Vous êtes rentrés avec les pieds palmés ma parole ;-)
Je t'embrasse fort

Écrit par : Bougrenette | 03 janvier 2009

Bougrenette a raison, parfois nous faisons cela. Le retour aux souvenirs, au commencement. Un besoin qui réside dans l'avidité d'un espoir.
Bon retour.

Écrit par : chiron | 03 janvier 2009

Quel plaisir de te lire, et de réveiller mes propres souvenirs d'un précédent réveillon. Le monde est beau sous ta plume et ... entre tes mains . Très bonne année.

Écrit par : Gat | 04 janvier 2009

-> Bougrenette -> A force de se chercher sur les pas de son passé, ce sont surtout... des haricots que l'on finit par trouver. Et tu es bien placée pour savoir qu'on peut les classer parmi les essentiels !
-> chiron -> l'avidité de l'espoir. Elle ne s'étanche pas, cette avidité là. On a toujours besoin d'espoir. Et on lui court toujours après. Si tu as une idée de là où il se trouve, merci de me refiler le tuyau...
-> Gat -> Ça me touche que tu me fasses de si jolis compliments.
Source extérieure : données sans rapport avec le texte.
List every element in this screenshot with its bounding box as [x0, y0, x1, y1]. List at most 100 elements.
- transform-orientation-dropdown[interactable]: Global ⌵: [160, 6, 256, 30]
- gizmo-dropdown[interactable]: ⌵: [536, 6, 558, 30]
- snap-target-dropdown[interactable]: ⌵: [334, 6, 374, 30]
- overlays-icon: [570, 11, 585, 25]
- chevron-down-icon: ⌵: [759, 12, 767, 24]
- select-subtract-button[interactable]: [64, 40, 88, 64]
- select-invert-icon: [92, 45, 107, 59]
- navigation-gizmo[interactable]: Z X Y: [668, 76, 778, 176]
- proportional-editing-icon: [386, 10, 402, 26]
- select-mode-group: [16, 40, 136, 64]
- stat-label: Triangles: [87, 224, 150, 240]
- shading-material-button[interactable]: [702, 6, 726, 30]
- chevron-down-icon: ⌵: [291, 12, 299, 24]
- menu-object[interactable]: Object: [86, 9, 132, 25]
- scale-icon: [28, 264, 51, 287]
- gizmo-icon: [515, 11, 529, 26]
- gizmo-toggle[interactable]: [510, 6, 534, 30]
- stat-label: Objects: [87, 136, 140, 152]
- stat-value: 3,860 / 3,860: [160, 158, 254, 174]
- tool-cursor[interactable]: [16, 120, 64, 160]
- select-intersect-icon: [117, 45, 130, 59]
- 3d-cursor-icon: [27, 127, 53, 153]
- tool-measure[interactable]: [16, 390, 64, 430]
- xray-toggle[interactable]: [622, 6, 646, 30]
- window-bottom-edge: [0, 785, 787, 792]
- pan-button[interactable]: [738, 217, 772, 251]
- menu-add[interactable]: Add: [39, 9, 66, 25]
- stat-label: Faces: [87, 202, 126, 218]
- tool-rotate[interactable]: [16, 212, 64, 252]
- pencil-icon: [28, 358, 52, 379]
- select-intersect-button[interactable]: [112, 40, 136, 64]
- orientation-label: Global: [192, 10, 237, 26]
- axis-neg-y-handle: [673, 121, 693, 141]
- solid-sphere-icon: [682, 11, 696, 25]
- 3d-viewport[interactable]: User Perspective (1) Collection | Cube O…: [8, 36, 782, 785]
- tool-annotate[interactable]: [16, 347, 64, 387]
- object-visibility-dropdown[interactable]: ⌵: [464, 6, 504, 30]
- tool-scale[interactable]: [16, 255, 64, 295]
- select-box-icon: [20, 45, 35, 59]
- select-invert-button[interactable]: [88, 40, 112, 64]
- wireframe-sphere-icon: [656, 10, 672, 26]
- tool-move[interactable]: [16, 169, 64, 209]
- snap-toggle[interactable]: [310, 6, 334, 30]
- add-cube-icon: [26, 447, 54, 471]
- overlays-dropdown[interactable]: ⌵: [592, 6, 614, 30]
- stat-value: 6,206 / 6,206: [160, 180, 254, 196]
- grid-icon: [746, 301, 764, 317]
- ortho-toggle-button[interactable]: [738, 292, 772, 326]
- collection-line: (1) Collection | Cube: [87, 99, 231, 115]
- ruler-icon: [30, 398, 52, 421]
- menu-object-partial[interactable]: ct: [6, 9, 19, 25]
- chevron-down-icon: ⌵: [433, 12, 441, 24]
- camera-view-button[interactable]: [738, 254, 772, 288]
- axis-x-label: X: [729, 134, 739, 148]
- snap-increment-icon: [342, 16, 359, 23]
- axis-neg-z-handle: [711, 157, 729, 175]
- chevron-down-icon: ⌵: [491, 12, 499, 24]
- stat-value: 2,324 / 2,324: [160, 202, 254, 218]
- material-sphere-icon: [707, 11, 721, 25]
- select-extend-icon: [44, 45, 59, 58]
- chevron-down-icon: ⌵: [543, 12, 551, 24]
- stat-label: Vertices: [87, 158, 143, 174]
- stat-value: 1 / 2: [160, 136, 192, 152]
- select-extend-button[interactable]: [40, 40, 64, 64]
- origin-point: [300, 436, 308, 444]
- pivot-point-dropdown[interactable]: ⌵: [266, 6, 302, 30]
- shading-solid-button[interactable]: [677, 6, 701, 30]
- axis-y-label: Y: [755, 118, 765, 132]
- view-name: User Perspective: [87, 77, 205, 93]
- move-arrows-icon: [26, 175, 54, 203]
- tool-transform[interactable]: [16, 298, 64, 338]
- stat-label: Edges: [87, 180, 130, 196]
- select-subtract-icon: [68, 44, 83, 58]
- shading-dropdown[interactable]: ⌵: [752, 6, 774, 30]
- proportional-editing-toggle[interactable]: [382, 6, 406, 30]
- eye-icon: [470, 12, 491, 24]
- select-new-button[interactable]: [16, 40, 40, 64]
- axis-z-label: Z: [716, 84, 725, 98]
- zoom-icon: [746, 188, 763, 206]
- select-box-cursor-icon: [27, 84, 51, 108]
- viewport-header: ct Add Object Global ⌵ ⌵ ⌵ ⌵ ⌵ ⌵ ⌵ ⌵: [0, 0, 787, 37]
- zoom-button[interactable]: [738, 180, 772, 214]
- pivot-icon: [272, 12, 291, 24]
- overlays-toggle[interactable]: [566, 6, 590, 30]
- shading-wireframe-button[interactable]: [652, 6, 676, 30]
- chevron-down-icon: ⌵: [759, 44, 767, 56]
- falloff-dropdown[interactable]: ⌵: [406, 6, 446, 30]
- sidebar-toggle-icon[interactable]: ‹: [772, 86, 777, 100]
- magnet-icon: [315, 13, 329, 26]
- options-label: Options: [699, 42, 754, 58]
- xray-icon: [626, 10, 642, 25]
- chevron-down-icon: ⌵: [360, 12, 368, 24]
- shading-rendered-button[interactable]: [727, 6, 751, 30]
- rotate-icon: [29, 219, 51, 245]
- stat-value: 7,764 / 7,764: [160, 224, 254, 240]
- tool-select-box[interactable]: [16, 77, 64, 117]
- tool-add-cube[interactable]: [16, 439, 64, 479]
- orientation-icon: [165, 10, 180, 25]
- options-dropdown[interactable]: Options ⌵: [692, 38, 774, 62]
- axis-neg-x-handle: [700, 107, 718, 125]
Très bonne année à toi.

Écrit par : Oh!91 | 04 janvier 2009

Quleques jours à Budapest, le temps d'être étonné par cette ville ravissante... étonnante, que tu décris superbement.... Banalement j'ajouterai un dîner canard car n'en déplaise à notre cocarde on mange du très bon foie gras et on boit un tokay excellent !

Écrit par : Francis | 05 janvier 2009

-> Fancis -> Si le foi gras y est excellent (on en importe même massivement en France, eh! oui...), on y boit en effet unTokaji (prononcer Tokay) magistral : le Tokay Aszu, vinifié à partir de la pourriture noble... Sur le foi gras, justement, un pur régal ! Et la cocarde, on s'en fout !

Écrit par : Oh!91 | 05 janvier 2009

Nous sommes en phase ! Peut être avons nous fréquenté le même restaurant ! Mais j'ai oublié de te présenter mes voeux, ainsi qu'à tes lecteurs/amis et au fait... il n'est pas coincé à Bangkok ?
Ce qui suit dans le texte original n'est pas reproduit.